The floor patrol’s eyes grew round. “Holy cats!”
“Smoking in bed, looked like.” Pedley’s face told nothing. “Was she much of a boozer?”
“Not that I hear of. But—” Harris didn’t finish whatever it was he had been going to say.
“But what?”
“Nothing.”
The Marshal took two quick steps, wound his fingers in the cloth of Harris’s uniform coat at the second button, jerked the shorter man up on tiptoe. “This blaze put twenty people in the morgue! Twice that many in the hospital!” He put his face close to the other’s, growling: “If you know one damn thing about how it started, spit it out! Fast! Or you’ll have a long time to wish you had!!”
“I don’t know,” Harris looked as if he was about to sneeze, “if I do know anything...”
“Let me decide.” Pedley released him.
“This Mrs. Munson. She’s kind of... uh... friendly... with Check Wayner...”
“Who’s Wayner?”
“Bell captain.
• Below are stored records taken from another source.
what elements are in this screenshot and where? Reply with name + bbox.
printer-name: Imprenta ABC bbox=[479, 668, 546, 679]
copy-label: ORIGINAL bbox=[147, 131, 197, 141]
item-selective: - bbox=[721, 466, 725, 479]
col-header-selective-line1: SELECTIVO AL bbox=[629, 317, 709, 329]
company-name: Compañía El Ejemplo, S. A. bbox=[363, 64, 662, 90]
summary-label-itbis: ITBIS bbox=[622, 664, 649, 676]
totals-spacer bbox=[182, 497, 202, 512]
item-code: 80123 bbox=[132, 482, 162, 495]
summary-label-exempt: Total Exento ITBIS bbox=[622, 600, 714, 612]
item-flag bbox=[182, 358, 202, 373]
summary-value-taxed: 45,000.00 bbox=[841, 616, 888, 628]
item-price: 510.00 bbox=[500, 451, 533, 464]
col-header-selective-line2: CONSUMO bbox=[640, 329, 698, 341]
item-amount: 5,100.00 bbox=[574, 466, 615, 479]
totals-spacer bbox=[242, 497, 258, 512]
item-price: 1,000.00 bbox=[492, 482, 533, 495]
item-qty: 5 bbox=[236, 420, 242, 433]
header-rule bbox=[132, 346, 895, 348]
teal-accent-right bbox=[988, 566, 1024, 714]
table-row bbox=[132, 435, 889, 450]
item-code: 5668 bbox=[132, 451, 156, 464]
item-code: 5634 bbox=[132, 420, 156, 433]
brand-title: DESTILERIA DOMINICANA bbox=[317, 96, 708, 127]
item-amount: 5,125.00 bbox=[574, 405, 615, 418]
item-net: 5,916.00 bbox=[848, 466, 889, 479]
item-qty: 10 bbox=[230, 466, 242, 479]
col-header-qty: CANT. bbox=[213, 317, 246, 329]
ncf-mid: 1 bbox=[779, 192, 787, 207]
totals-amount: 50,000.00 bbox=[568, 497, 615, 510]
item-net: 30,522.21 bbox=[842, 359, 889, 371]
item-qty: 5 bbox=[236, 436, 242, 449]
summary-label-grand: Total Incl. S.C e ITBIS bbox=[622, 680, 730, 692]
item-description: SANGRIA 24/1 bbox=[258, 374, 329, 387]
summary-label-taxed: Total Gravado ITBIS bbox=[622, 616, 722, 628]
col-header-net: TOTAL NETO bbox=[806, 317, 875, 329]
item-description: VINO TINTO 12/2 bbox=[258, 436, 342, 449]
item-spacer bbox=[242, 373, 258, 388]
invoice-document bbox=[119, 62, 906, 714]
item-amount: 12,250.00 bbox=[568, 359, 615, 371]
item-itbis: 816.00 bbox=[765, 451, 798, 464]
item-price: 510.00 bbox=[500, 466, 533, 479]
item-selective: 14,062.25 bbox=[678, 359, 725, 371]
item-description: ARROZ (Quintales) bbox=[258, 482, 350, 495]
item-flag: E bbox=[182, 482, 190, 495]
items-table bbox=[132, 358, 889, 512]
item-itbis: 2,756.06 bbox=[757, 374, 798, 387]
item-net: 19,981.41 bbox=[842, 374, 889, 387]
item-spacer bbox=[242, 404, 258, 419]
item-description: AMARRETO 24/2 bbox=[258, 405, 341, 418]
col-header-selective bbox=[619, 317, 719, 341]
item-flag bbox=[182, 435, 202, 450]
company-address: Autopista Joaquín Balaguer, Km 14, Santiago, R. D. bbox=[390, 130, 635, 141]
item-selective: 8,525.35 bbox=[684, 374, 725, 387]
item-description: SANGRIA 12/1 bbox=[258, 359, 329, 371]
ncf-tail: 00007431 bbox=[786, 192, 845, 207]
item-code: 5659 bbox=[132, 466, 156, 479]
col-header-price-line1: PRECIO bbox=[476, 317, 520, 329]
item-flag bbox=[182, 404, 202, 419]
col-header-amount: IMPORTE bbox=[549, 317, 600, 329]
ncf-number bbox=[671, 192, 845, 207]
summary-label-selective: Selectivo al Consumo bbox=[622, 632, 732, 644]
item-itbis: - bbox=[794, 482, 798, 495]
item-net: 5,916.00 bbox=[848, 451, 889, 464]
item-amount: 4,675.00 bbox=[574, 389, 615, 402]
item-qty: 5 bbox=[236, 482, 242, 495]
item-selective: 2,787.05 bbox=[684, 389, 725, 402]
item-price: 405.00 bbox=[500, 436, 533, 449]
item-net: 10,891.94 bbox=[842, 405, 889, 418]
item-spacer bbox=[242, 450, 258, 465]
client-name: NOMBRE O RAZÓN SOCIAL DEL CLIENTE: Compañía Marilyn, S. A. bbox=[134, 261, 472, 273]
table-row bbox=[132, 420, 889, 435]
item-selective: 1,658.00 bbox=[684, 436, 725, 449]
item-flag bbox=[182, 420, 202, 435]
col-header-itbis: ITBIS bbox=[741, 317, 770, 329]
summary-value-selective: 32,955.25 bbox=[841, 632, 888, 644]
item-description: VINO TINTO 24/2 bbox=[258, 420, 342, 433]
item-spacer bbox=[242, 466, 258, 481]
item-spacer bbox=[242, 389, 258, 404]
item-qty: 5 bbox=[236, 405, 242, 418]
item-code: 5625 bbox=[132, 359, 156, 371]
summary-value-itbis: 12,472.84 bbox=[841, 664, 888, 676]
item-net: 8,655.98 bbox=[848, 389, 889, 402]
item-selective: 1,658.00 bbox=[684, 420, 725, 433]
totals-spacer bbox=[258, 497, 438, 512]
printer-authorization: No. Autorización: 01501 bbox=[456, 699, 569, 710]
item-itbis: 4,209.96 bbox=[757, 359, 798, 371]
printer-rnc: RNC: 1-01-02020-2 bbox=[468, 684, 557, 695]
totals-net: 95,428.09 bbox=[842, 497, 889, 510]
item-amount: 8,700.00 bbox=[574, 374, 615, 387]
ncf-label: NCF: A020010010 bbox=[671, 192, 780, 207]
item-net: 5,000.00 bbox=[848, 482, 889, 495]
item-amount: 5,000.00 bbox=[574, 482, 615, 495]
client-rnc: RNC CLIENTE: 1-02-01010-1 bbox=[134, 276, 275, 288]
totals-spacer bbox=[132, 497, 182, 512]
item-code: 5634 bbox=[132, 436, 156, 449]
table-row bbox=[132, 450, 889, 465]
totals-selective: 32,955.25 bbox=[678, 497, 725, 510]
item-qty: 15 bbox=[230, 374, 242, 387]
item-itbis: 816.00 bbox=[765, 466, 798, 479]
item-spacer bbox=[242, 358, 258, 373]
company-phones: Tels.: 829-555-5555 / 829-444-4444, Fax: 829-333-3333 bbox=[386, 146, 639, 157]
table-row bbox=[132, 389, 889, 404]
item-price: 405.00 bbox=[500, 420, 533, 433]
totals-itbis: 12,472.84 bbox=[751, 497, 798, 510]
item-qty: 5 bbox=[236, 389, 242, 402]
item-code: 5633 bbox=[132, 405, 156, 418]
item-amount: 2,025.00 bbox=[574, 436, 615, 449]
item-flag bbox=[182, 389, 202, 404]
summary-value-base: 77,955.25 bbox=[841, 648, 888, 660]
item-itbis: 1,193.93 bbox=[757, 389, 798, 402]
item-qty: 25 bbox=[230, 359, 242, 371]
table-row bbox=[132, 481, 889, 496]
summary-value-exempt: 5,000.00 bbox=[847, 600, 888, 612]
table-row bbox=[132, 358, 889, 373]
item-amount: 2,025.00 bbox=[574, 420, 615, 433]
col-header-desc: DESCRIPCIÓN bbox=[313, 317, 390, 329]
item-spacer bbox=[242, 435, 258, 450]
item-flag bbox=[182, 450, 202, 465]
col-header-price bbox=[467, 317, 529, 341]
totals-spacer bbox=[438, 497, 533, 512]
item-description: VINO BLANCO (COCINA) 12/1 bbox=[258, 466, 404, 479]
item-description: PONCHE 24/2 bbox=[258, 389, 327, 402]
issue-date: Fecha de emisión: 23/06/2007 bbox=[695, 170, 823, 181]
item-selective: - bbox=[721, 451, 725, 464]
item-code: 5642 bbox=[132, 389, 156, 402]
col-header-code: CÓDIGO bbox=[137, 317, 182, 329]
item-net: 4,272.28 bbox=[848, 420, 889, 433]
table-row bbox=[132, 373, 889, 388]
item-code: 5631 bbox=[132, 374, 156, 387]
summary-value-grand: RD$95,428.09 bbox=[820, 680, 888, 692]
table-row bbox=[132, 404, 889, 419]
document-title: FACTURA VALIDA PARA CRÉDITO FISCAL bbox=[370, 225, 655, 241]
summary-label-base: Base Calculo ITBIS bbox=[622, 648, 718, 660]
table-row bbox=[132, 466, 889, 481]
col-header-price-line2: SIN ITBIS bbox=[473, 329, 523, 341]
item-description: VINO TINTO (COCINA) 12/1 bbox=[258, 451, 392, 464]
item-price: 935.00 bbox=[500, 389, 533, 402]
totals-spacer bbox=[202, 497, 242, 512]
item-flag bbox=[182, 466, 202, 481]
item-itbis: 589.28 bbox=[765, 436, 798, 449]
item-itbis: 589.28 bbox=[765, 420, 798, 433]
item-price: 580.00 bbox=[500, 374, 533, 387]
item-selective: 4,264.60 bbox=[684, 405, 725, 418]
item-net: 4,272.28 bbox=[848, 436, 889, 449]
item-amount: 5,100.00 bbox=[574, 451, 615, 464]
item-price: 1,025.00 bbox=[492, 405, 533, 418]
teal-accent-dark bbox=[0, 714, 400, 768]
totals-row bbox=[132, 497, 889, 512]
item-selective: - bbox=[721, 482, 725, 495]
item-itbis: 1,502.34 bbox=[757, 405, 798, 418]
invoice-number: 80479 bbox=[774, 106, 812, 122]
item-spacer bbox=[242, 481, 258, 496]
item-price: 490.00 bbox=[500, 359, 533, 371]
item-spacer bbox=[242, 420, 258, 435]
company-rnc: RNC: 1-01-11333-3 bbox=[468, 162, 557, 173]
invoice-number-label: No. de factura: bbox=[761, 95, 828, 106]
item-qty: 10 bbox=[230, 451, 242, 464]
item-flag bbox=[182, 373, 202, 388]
Night side.”
“Keep pouring.”
“He goes up to her room once in a while. He ain’t suppose to; it’s strictly against house rules. I don’t know if anybody else knows it. But I seen him coming out of 441 a couple times when he didn’t know I was around. He was in there tonight.”
“You see him go in?”
“No, sir. I hear him. When I’m comin’ along the corridor on four. They’re havin’ some kind of argument.”
Pedley eyed him stonily. “So you listened at the door.”
“I’m suppose to see nobody roams around in rooms where they don’t belong,” the patrolman protested. “Mrs. Munson was a single.”